Department - Author 1

Physics Department

Degree Name - Author 1

BS in Physics



Primary Advisor

Vardha Bennert, College of Science and Mathematics, Physics Department


The Seoul AGN Monitoring Project, or SAMP for short, is an international project (PI Jonghak Woo from Korea) with the goal of measuring the masses of black holes residing in the center of massive active galactic nuclei (AGNs). AGNs are some of the brightest objects in the universe. Their light is attributed to the accretion of material onto the black hole. However, these objects are too distant to spatially resolve the gravitational sphere of influence of the black hole directly.
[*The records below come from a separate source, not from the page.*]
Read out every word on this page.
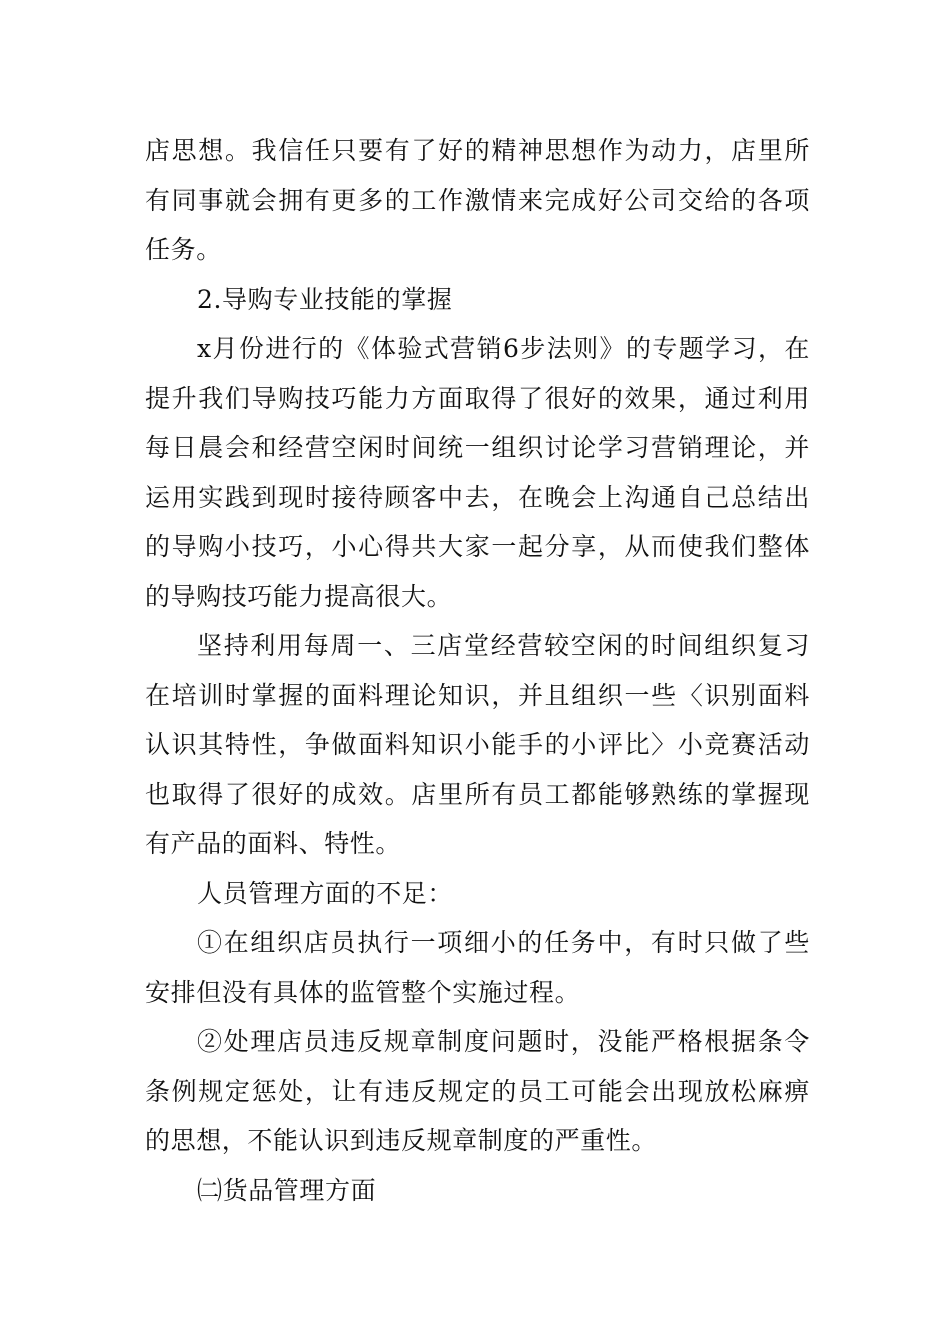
店思想。我信任只要有了好的精神思想作为动力，店里所有同事就会拥有更多的工作激情来完成好公司交给的各项任务。

2.导购专业技能的掌握

x月份进行的《体验式营销6步法则》的专题学习，在提升我们导购技巧能力方面取得了很好的效果，通过利用每日晨会和经营空闲时间统一组织讨论学习营销理论，并运用实践到现时接待顾客中去，在晚会上沟通自己总结出的导购小技巧，小心得共大家一起分享，从而使我们整体的导购技巧能力提高很大。

坚持利用每周一、三店堂经营较空闲的时间组织复习在培训时掌握的面料理论知识，并且组织一些〈识别面料认识其特性，争做面料知识小能手的小评比〉小竞赛活动也取得了很好的成效。店里所有员工都能够熟练的掌握现有产品的面料、特性。

人员管理方面的不足：

①在组织店员执行一项细小的任务中，有时只做了些安排但没有具体的监管整个实施过程。

②处理店员违反规章制度问题时，没能严格根据条令条例规定惩处，让有违反规定的员工可能会出现放松麻痹的思想，不能认识到违反规章制度的严重性。

㈡货品管理方面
Instead, we use a technique called reverberation mapping which observes the variability of the AGN power-law continuum emission and the time-delayed response of gas clouds ionized by the AGN that orbit the black hole inside the so-called broad-line region (BLR). Knowing the speed of light, the observed delay can be translated into the size of the broad-line region. Including the width of the broad emission lines, which is a tracer of the velocity of the BLR clouds, we can estimate the mass of the black hole. Photometry of the AGN optical continuum emission gathered from the 1m Nickel telescope at Lick Observatory is combined with spectroscopy of the BLR of the same AGNs obtained with the 3m Shane telescope at Lick Observatory. Students at Cal Poly have been in charge of the 1m Nickel telescope observations from January 2017 to September 2019, by operating the 1m telescope remotely from Cal Poly. In this thesis, I will cover the process of obtaining these optical images and analyze the continuum variability of the AGNs. In total, I present light curves for 18 AGNs, all of which show at least some degree of variability, promising successful black hole mass measurements when combined with spectroscopy results.